Il colpo di calore è la forma più grave delle malattie da caldo: si verifica quando l’organismo non riesce più a controllare la propria temperatura. È un’emergenza medica, come confermano gli accessi - fuori scala, nelle ultime ore - ai pronto soccorso nazionali. Ma prima di arrivare a quel punto possono comparire segnali meno clamorosi e proprio per questo più subdoli: debolezza, mal di testa, nausea, crampi, vertigini, sete intensa, urine scarse o molto scure, confusione, sonnolenza insolita. Negli anziani, nei bambini piccoli, nelle persone con malattie cardiache, respiratorie, renali, diabete, demenza o in chi assume alcuni farmaci, il margine di sicurezza è più stretto. Una ragazza si protegge dal sole nel centro di Roma (Ansa)
La persistenza
Il problema della casa calda è che il rischio non dipende soltanto dalla temperatura massima del pomeriggio.
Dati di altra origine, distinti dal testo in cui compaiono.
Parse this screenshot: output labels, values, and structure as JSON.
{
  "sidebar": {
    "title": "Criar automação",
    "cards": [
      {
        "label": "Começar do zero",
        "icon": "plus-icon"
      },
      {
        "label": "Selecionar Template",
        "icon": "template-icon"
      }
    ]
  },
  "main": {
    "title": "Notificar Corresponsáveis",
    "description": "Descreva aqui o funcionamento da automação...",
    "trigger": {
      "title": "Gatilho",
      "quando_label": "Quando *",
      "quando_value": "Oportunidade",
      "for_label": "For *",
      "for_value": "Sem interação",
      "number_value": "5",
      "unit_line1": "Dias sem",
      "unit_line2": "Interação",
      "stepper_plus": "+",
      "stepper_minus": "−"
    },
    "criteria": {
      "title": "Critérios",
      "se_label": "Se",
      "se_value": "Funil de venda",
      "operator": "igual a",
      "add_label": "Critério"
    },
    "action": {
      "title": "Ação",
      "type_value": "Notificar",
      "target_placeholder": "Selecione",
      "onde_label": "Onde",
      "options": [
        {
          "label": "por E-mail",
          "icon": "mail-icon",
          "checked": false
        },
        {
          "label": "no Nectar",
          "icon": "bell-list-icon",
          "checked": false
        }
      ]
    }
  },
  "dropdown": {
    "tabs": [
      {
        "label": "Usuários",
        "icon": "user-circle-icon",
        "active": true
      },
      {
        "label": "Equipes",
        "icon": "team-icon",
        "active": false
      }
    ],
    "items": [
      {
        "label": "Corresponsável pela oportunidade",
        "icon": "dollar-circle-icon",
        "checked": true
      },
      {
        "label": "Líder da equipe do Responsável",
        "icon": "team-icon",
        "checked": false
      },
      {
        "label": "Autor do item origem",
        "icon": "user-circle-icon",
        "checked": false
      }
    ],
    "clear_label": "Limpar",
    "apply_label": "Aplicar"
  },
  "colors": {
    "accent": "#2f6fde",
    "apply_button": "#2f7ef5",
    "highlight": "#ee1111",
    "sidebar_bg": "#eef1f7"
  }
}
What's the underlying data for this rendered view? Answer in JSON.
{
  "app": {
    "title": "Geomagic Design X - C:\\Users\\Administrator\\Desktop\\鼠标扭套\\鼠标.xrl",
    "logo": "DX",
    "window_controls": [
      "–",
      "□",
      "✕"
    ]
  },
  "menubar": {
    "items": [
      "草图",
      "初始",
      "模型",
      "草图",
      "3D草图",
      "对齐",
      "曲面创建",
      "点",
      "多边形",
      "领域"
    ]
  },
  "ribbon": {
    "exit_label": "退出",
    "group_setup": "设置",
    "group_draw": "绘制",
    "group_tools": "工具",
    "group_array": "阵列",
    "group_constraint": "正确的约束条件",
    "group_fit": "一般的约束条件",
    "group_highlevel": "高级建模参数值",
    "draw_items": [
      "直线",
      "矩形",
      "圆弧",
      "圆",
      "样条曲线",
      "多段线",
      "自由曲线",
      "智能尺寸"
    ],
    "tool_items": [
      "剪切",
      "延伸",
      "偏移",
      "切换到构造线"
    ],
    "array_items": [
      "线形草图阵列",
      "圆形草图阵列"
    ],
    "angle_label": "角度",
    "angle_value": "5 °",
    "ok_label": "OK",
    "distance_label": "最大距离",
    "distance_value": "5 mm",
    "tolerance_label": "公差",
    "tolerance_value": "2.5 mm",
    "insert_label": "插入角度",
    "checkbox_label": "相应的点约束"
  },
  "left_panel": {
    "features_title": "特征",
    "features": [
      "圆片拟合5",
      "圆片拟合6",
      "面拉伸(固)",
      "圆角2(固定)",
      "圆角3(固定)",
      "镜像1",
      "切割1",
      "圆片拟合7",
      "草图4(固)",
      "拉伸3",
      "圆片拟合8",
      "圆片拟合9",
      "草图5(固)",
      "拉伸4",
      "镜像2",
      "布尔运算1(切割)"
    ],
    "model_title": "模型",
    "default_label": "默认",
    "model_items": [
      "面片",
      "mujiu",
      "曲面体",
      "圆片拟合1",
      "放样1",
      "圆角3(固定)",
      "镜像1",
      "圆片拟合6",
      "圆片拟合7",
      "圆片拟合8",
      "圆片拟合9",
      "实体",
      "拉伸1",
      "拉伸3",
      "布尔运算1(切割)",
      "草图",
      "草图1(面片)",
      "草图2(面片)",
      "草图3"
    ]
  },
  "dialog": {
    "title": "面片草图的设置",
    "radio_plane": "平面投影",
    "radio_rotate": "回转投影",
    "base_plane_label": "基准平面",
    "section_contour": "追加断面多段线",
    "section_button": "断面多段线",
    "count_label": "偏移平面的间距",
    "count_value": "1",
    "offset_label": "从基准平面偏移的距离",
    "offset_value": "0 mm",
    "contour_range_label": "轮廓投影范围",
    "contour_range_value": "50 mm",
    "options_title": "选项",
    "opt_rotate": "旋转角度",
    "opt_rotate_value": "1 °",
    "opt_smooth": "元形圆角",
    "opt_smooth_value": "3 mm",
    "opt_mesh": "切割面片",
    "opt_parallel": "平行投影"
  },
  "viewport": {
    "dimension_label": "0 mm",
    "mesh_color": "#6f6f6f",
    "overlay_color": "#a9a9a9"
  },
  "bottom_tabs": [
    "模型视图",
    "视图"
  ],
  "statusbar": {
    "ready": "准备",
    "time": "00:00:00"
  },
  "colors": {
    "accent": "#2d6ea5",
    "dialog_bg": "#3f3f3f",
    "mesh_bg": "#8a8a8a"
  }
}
Dipende dalla durata. Una stanza che resta calda per molte ore, e poi non si raffredda neppure di notte, impedisce al corpo di recuperare. Durante una vera ondata di calore l’abitazione può accumulare energia: muri, tetti, pavimenti e arredi assorbono calore di giorno e lo rilasciano lentamente la sera. Così, anche quando fuori sembra “rinfrescare”, dentro si continua a sudare, dormire male, disidratarsi.